BRUSSELS, Jan 26 (Reuters) - A new European Commission report has expressed concern about gaps in competitiveness that could undermine confidence in the euro zone and point to tensions related to wage levels and capital flows in the 16-member club.
Among other things, the report suggests the real effective exchange rate for Greece, Spain and Portugal is overvalued by more than 10 percent — an indication of how much wages in these countries would have to fall, or productivity rise, to make them competitive again, given that they are locked into the euro.
Large and persistent differences in competitiveness across the zone are a serious concern and can undermine confidence in the single currency, the Commission said.
“Competitiveness divergences within the euro area may hamper the functioning of the Economic and Monetary Union, because of large trade and financial spillovers across Member States,” said the note from the European Union’s executive arm, prepared for the last euro zone finance ministers’ meeting on Jan 18.
“In particular, the persistence of large cross-country differences jeopardises confidence in the euro and threatens the cohesiveness of the euro area,” said the note, obtained by Reuters.
It sums up a 172 page Commission report on competitiveness in the 16 countries using the single currency, which was also seen by Reuters.
The differences in competitiveness are reflected for example in current account deficits or surpluses in the eurozone.
The Commission estimates Greece had a current account gap of 8.8 percent of GDP last year, Spain 5.4 and Portugal 10.2 percent.
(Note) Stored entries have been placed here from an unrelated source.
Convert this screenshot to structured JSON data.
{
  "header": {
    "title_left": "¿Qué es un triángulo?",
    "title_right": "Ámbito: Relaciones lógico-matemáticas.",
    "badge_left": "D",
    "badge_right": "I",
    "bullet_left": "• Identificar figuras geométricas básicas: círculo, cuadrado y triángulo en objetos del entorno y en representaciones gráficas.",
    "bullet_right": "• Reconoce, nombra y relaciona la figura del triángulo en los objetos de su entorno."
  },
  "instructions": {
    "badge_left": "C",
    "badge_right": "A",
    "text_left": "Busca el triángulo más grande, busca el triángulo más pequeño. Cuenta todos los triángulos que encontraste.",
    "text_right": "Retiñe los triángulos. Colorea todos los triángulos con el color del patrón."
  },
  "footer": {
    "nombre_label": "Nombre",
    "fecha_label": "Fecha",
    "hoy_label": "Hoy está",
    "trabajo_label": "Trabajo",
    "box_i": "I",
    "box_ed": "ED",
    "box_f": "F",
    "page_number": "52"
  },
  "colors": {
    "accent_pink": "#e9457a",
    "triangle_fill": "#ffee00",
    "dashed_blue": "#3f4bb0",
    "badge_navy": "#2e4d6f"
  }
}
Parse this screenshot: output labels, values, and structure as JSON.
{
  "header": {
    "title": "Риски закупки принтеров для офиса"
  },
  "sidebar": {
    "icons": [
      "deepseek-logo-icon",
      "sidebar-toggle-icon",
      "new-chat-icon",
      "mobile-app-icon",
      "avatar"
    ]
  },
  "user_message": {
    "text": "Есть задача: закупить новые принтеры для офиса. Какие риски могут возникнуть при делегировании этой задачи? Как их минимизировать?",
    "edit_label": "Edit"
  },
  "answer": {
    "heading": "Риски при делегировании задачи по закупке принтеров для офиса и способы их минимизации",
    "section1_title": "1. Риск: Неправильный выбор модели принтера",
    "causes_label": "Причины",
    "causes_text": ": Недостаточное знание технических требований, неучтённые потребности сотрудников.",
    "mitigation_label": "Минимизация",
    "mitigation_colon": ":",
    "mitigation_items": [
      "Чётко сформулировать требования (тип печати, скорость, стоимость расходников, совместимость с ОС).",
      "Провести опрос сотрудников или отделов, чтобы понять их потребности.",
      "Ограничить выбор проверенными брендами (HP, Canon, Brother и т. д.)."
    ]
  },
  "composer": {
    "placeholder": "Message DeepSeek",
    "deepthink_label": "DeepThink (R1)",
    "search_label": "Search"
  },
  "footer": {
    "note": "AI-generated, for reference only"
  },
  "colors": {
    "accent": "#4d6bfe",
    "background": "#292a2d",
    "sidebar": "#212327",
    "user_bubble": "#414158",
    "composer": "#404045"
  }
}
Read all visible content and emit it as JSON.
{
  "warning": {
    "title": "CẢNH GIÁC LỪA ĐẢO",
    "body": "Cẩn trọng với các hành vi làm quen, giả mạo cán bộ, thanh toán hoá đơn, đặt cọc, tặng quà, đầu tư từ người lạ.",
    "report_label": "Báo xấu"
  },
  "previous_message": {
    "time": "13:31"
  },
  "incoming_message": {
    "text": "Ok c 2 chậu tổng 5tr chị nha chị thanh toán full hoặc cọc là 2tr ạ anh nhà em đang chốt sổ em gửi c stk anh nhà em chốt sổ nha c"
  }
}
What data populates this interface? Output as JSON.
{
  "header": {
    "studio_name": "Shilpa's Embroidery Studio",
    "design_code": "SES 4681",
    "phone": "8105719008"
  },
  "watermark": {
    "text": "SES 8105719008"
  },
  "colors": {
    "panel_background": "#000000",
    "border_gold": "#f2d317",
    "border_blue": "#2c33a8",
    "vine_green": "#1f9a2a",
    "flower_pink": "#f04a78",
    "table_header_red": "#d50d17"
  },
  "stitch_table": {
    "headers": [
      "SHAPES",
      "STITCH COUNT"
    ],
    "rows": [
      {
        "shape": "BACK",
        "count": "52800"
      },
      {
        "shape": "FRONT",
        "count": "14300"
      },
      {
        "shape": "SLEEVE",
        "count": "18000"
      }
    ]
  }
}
Cyprus had a current account gap of 11.6 percent while Germany had a surplus of 4 percent, Luxembourg 9.4 percent, the Netherlands 3.1 and Finland 1.1 percent.
The note said that the accumulation of large current account deficits could not be sustained forever and that they entailed a build-up of external and private sector debt.
“If they remain unaddressed, the eventual correction can be abrupt and highly disruptive not only for the countries concerned but also for the rest of the euro area,” it said.
“The combination of competitiveness losses and the excessive accumulation of public debt in some Member States are worrying in that context,” the note said.
Because of rigidities in labour and product markets, regaining lost competitiveness will be long and painful, but the longer the adjustment is postponed the higher the ultimate cost will be, the Commission said.
The Commission said that in the 10 years before the financial crisis, the competitiveness of, for example, Germany and Finland against other euro zone members steadily rose, while competitiveness of Ireland, Greece, Spain or Portugal fell.
“The divergence trend observed in the early years of euro reflects a worrying build-up of a range of domestic imbalances in some Member States,” the Commission said.
While the report suggests the real effective exchange rate for Greece, Spain and Portugal is overvalued, it says Germany’s was 5.1 to 3.1 percent undervalued last year, indicating the slack companies have or the scope for wage increases.
It said that most indicators of price and cost competitiveness pointed to a further divergence in competitiveness in the many euro zone countries during the financial crisis and in the early stages of the recovery.
The only clear signs of rebalancing come from Ireland gaining in competitiveness in 2008 and 2009.
“A smooth adjustment of intra-euro area competitiveness divergence and macroeconomic rebalancing is key for the recovery and, more generally, for the economic resilience and a smooth functioning of EMU in the long term,” the Commission note said.
“It is therefore essential that Member States put in place an ambitious and comprehensive policy response geared at speeding up and improving intra-area adjustment mechanisms.”
It said tackling the differences would have to be tailored to individual countries but that such efforts should be coordinated within the euro zone to make the work easier.
It said fiscal policy should make sure not to hinder adjustments in competitiveness by preventing the necessary relocation of labour and that countries with large current account gaps should swiftly move to consolidate public finances.
“The successful adjustment of intra-euro area competitiveness divergence and macroeconomic imbalances is of vital importance for the long-term functioning of EMU,” the Commission said.